Signed-off-by: Dr. David Alan Gilbert <dgilbert@redhat.com>
---
 hw/acpi/acpi-pci-hotplug-stub.c |  4 ----
 hw/acpi/pcihp.c                 |  6 ------
 hw/acpi/piix4.c                 | 11 ++++++++++-
 include/hw/acpi/pcihp.h         |  2 --
 4 files changed, 10 insertions(+), 13 deletions(-)

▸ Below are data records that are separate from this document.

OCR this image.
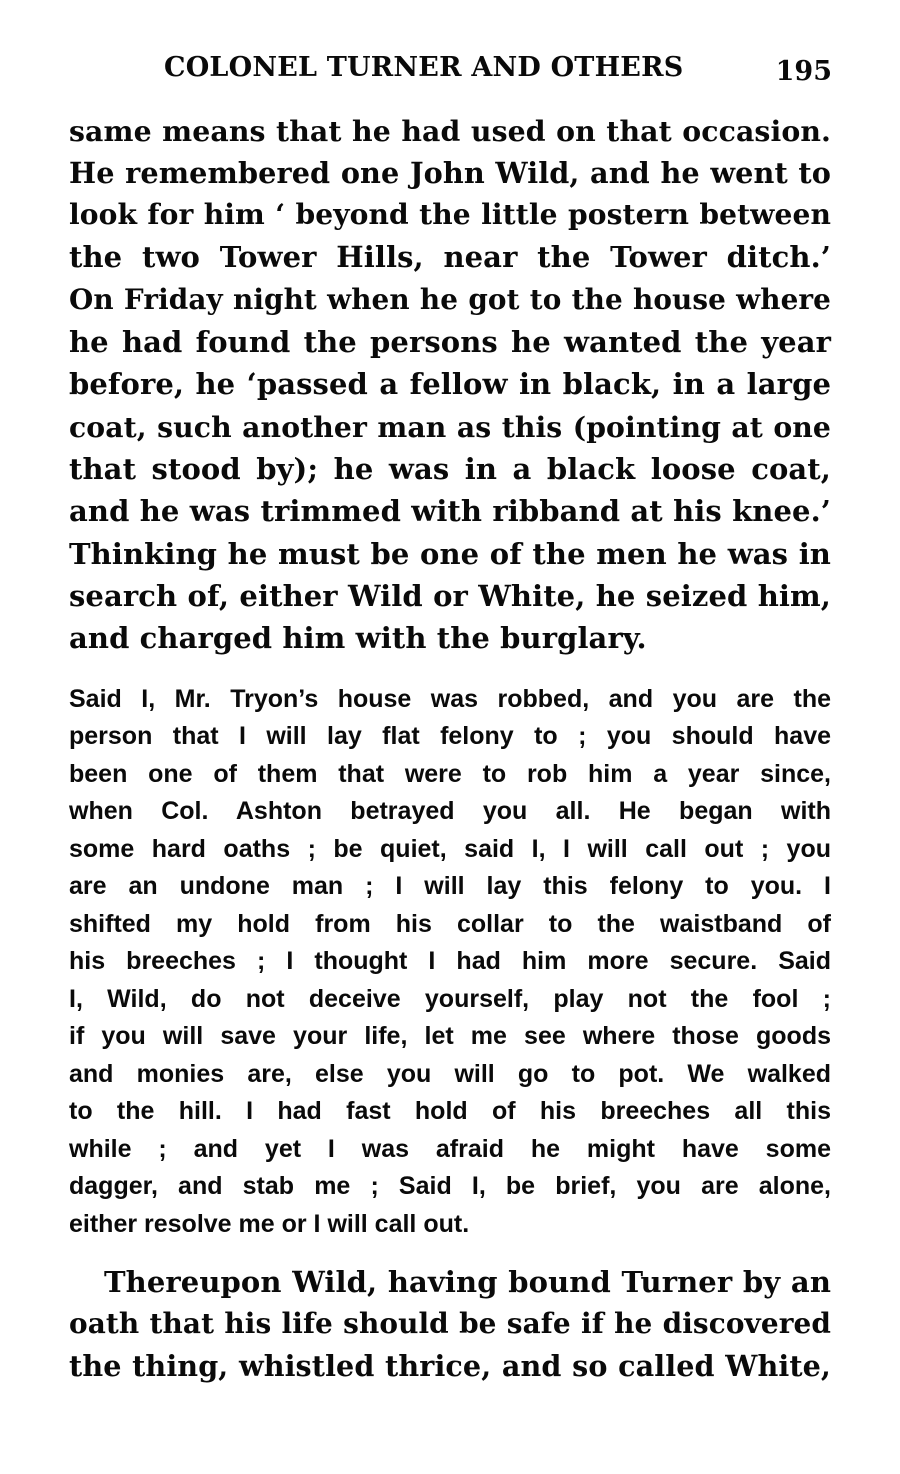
COLONEL TURNER AND OTHERS	195
same means that he had used on that occasion.
He remembered one John Wild, and he went to
look for him ‘ beyond the little postern between
the two Tower Hills, near the Tower ditch.’
On Friday night when he got to the house where
he had found the persons he wanted the year
before, he ‘passed a fellow in black, in a large
coat, such another man as this (pointing at one
that stood by); he was in a black loose coat,
and he was trimmed with ribband at his knee.’
Thinking he must be one of the men he was in
search of, either Wild or White, he seized him,
and charged him with the burglary.
Said I, Mr. Tryon’s house was robbed, and you are the
person that I will lay flat felony to ; you should have
been one of them that were to rob him a year since,
when Col. Ashton betrayed you all. He began with
some hard oaths ; be quiet, said I, I will call out ; you
are an undone man ; I will lay this felony to you. I
shifted my hold from his collar to the waistband of
his breeches ; I thought I had him more secure. Said
I, Wild, do not deceive yourself, play not the fool ;
if you will save your life, let me see where those goods
and monies are, else you will go to pot. We walked
to the hill. I had fast hold of his breeches all this
while ; and yet I was afraid he might have some
dagger, and stab me ; Said I, be brief, you are alone,
either resolve me or I will call out.
Thereupon Wild, having bound Turner by an
oath that his life should be safe if he discovered
the thing, whistled thrice, and so called White,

diff --git a/hw/acpi/acpi-pci-hotplug-stub.c b/hw/acpi/acpi-pci-hotplug-stub.c
index 734e4c5986..a43f6dafc9 100644
--- a/hw/acpi/acpi-pci-hotplug-stub.c
+++ b/hw/acpi/acpi-pci-hotplug-stub.c
@@ -41,7 +41,3 @@ void acpi_pcihp_reset(AcpiPciHpState *s, bool acpihp_root_off)
     return;
 }
 
-bool vmstate_acpi_pcihp_use_acpi_index(void *opaque, int version_id)
-{
-    return false;
-}
diff --git a/hw/acpi/pcihp.c b/hw/acpi/pcihp.c
index 6351bd3424..bf65bbea49 100644
--- a/hw/acpi/pcihp.c
+++ b/hw/acpi/pcihp.c
@@ -554,12 +554,6 @@ void acpi_pcihp_init(Object *owner, AcpiPciHpState *s, PCIBus *root_bus,
                                    OBJ_PROP_FLAG_READ);
 }
 
-bool vmstate_acpi_pcihp_use_acpi_index(void *opaque, int version_id)
-{
-     AcpiPciHpState *s = opaque;
-     return s->acpi_index;
-}
-
 const VMStateDescription vmstate_acpi_pcihp_pci_status = {
     .name = "acpi_pcihp_pci_status",
     .version_id = 1,
diff --git a/hw/acpi/piix4.c b/hw/acpi/piix4.c
index cc37fa3416..48aeedd5f0 100644
--- a/hw/acpi/piix4.c
+++ b/hw/acpi/piix4.c
@@ -267,6 +267,15 @@ static bool piix4_vmstate_need_smbus(void *opaque, int version_id)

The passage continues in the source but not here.